Sharing and Creating Content
Add Value Through Your Posts
Sharing articles or insights about the trending industry gives a level of visibility within the feed. Add to that a level of thoughtful commentary that helps to elevate the engagement and make the profile seem more like a conversation starter rather than a conversation ender, and you’re well on your way to being a reputable, knowledgeable professional on and off LinkedIn.
Publish Original Articles
Investigate thoroughly into essential subjects that pertain to your experience and expertise and publish articles directly on LinkedIn. These can position you as an authority in your field and help you make new connections in your network who vibe with your perspective.
Advanced Strategies to Maximize Your LinkedIn Presence
After you have mastered the fundamentals, elevate your performance with these sophisticated tactics to make LinkedIn an even mightier instrument for your vocation.
Turning on Creator Mode
Visibility is elevated, and the amplification of your work takes place. It’s right there in the title: Creator Mode creates a better experience for “creators.” If you’re using Creator Mode, you’re indeed a creator; thus, you have some level of authority. The perfect authority with which to share your experience and your practice with the world while simultaneously following LinkedIn’s terms of service.

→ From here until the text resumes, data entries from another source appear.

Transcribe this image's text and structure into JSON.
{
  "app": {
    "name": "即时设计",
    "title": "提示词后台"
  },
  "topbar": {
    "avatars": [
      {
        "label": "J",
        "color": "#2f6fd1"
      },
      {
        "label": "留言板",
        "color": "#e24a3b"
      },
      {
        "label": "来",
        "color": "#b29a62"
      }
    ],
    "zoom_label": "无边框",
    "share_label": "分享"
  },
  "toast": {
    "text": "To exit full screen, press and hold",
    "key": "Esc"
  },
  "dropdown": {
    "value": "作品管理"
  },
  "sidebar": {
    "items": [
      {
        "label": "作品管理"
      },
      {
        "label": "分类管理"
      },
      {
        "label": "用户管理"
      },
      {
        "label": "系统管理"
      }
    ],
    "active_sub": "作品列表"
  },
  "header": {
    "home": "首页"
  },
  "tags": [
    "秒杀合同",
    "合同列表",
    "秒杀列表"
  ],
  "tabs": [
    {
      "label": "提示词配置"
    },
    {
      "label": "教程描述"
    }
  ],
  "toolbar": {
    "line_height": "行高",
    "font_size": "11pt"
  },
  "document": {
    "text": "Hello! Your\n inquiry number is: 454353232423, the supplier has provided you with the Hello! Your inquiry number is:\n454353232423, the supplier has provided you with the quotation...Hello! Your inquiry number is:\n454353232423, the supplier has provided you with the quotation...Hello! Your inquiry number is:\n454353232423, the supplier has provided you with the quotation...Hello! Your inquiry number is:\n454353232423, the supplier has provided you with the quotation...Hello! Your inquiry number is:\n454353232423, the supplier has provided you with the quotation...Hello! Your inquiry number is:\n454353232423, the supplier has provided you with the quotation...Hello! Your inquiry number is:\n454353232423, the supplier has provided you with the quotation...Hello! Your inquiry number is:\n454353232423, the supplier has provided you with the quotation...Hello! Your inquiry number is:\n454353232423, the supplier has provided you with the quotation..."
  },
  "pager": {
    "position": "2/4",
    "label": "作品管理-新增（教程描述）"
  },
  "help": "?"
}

Engaging with Collaborative Articles and Discussions
The collaborative articles on LinkedIn present a novel method for demonstrating your authority. When you receive an invitation to contribute to these types of articles, think of it as a way to infuse into your profile an even greater level of credibility, with the added bonus of showcasing your expertise in your particular niche.

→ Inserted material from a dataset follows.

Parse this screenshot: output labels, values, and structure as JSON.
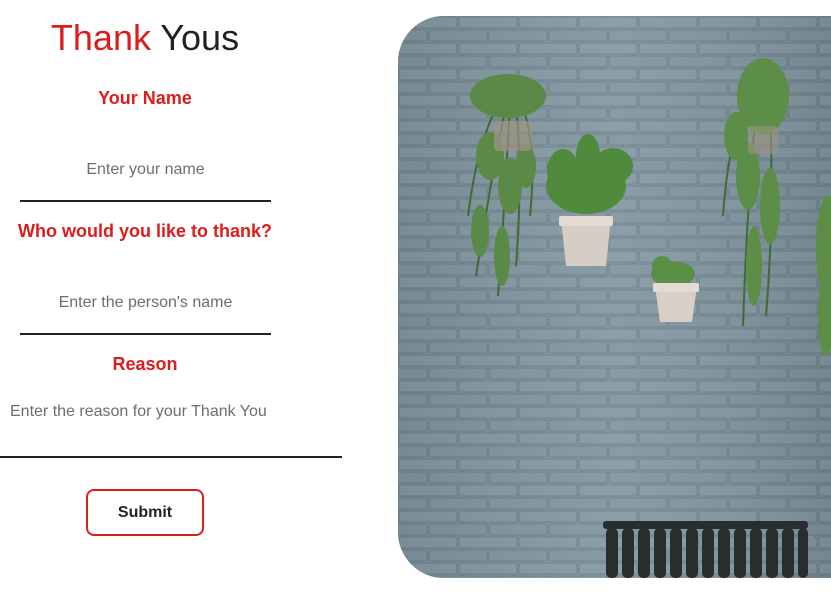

Using LinkedIn Service Pages
If you’re a freelancer, consultant, or small business owner, LinkedIn Services Pages serve as landing pages to promote what you offer. They provide yet another way to draw clients who are in need of the type of specialized help you can provide.

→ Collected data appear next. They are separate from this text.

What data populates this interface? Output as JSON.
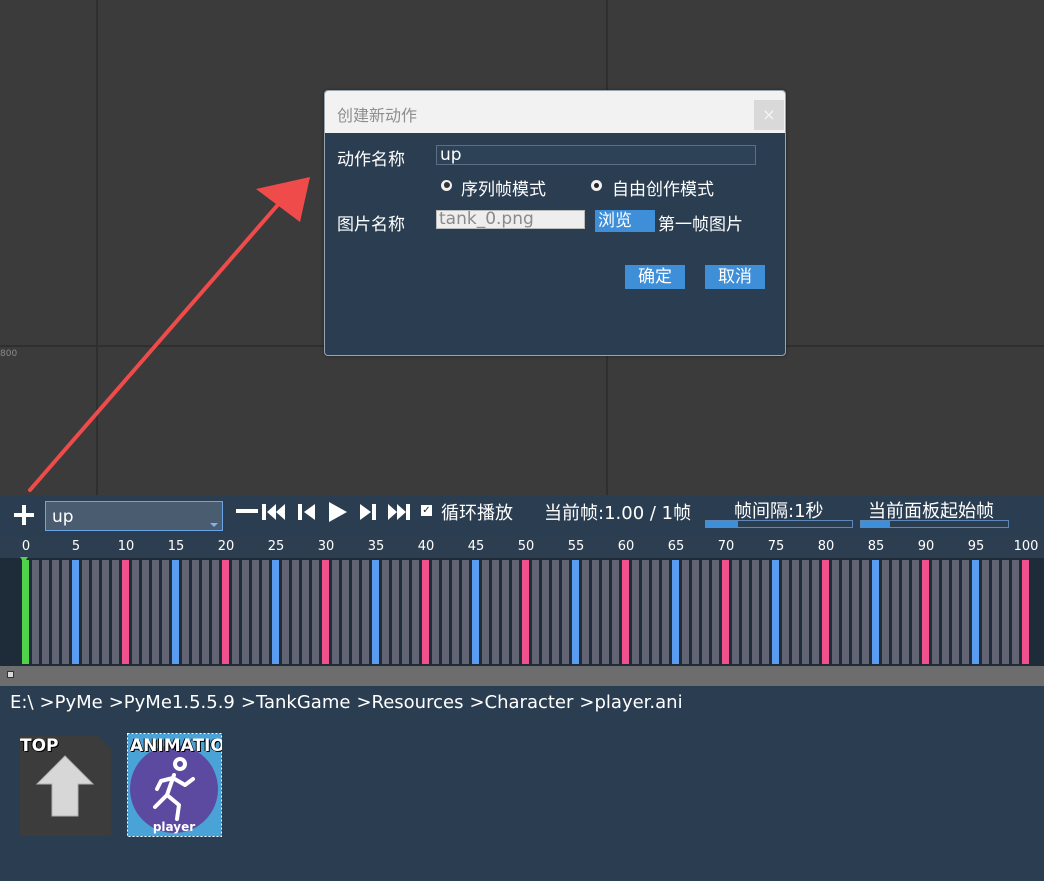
{
  "canvas": {
    "ruler_value": "800"
  },
  "dialog": {
    "title": "创建新动作",
    "close_label": "×",
    "action_name_label": "动作名称",
    "action_name_value": "up",
    "mode_options": [
      {
        "label": "序列帧模式",
        "selected": false
      },
      {
        "label": "自由创作模式",
        "selected": true
      }
    ],
    "image_name_label": "图片名称",
    "image_name_value": "tank_0.png",
    "browse_label": "浏览",
    "first_frame_label": "第一帧图片",
    "ok_label": "确定",
    "cancel_label": "取消"
  },
  "toolbar": {
    "add_label": "+",
    "action_select_value": "up",
    "loop_checked": true,
    "loop_label": "循环播放",
    "current_frame": "当前帧:1.00 / 1帧",
    "frame_interval": "帧间隔:1秒",
    "frame_interval_fill": 0.22,
    "panel_start": "当前面板起始帧",
    "panel_start_fill": 0.2
  },
  "timeline": {
    "tick_labels": [
      "0",
      "5",
      "10",
      "15",
      "20",
      "25",
      "30",
      "35",
      "40",
      "45",
      "50",
      "55",
      "60",
      "65",
      "70",
      "75",
      "80",
      "85",
      "90",
      "95",
      "100"
    ],
    "frame_count": 101,
    "colors": {
      "keyframe": "#52d14a",
      "default": "#626473",
      "pink": "#f0508c",
      "blue": "#5a9cf0"
    }
  },
  "explorer": {
    "breadcrumbs": [
      "E:\\",
      ">PyMe",
      ">PyMe1.5.5.9",
      ">TankGame",
      ">Resources",
      ">Character",
      ">player.ani"
    ],
    "tiles": [
      {
        "label": "TOP",
        "icon": "up-arrow-icon"
      },
      {
        "label": "ANIMATIO",
        "sublabel": "player",
        "icon": "running-man-icon"
      }
    ]
  }
}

Automating Your LinkedIn Engagement with Tools like WoopSocial
Maintaining a robust LinkedIn presence takes time, but automation tools like WoopSocial help you maintain a consistent posting schedule while you focus on other initiatives. WoopSocial allows you to schedule and automatically publish posts of any kind to LinkedIn. This includes:
- Text updates
- Images
- Videos
By using WoopSocial to automate these tasks, you can ensure that “presentation” of your LinkedIn page happens on a regular, recurring basis and, in effect, gives your page a life of its own while you attend to the business of posting content on other social platforms.
Final Thoughts
In the current digital-first world, having an optimized LinkedIn profile and engagement strategy is not just beneficial; it is essential. Anyone can transform their potentially wasted digital presence; it can take mere minutes to do so. Here is an outline of seven applicable strategies. Following even a few of these will greatly increase your LinkedIn visibility and connection rate.
Boost Your Social Reach Instantly & Automatically
Get a steady stream of traffic, leads, and revenue without hard work. Use WoopSocial to boost your growth while you focus on running your business.